In case you don’t believe me, I am going to list a couple of the things that appeared in the movie. If you don’t want to know, just skip this paragraph entirely. Also, because I don’t want certain searches to lead people who are looking for inappropriate things to land them right here at this blog post, I will write the list in Pig Latin. If you are unfamiliar with the language and need help translating, click here. For starters, there was full-on ale-may rontal-fay udity-nay. At one point, his ale-may ivate-pray arts-pay were in a ear-clay ustbuster-day. (Eew.) There were lots of exual-say oys-tay. LOTS. There were oobs-bay (big ones). There was a ingers-sway arty-pay, during which they actually “SHOWED” people aving-hay ex-say, only the rivate-pay arts-pay were “black boxed” out. Basically, had those black boxes not been there, I would have had to tell you that I took my son to see an orno-pay.
At the end of the movie, the credits rolled and we were happy to discover that we made it through the experience unscathed.
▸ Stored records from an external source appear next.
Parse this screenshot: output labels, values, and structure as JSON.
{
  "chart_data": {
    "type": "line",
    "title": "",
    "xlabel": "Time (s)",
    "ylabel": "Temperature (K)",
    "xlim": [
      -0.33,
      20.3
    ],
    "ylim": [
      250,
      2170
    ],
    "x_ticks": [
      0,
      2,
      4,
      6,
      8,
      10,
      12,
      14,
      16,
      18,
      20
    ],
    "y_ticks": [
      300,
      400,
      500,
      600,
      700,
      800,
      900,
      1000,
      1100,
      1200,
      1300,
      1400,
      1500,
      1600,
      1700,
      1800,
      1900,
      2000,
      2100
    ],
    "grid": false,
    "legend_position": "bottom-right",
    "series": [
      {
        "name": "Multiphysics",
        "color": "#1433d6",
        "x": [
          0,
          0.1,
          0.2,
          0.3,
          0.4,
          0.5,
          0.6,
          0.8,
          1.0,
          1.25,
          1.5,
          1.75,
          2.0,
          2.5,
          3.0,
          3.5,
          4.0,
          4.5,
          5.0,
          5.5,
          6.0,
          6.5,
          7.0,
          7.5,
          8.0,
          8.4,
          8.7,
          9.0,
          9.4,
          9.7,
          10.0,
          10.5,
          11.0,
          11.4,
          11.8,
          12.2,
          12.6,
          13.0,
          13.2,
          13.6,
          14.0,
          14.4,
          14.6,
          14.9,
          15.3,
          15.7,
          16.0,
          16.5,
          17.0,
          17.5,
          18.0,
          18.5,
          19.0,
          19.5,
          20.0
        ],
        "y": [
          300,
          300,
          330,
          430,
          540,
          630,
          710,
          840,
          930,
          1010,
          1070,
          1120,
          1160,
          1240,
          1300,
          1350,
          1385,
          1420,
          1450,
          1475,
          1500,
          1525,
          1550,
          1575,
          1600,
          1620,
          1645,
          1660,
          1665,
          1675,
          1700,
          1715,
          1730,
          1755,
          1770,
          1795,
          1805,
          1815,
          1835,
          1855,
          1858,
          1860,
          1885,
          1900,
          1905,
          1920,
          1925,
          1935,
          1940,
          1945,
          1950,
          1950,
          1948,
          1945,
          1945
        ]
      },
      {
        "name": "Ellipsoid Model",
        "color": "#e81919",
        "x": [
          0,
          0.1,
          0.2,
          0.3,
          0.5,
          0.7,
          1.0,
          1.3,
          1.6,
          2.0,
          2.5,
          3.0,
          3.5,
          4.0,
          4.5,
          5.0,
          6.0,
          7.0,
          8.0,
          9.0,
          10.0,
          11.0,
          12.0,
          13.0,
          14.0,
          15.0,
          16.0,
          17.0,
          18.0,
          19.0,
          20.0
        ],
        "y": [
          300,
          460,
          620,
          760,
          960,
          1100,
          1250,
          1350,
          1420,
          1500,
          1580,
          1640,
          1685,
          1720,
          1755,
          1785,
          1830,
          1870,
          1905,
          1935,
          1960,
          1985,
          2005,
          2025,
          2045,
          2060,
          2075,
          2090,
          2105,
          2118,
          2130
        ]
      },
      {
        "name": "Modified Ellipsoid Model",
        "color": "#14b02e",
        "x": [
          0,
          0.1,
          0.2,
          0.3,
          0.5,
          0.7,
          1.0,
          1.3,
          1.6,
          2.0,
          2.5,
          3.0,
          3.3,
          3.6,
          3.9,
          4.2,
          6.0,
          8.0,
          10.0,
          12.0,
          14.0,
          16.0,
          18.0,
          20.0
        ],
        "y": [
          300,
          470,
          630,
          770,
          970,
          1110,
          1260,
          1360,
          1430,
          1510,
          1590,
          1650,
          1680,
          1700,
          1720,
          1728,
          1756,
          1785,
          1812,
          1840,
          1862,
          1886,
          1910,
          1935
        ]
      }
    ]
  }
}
I am glad I told him what I told him before the movie started, because even I had no idea how dirty it was going to be, and I think my little talk helped him relax about it. Am I sorry I took him to such a dirty movie? Nah. Am I glad that I am a rule follower and took him at 17 but DIDN’T take the younger one just because he might have wanted to go? You bet your sweet bippy.
Summary? Those of you who thought it would be very entertaining to sit in the back of the theater and watch US squirm instead of focusing on the movie would have been disappointed. We both handled it like champs. It sure makes me think about how times (and movie ratings) have changed, though. My first rated R movie in the theater? “Flashdance”. Compared to the movie we saw yesterday, “Flashdance” might as well be rated G. Seriously. What’s this world coming to??
For those of you wondering, I thought orat-Bay was funnier.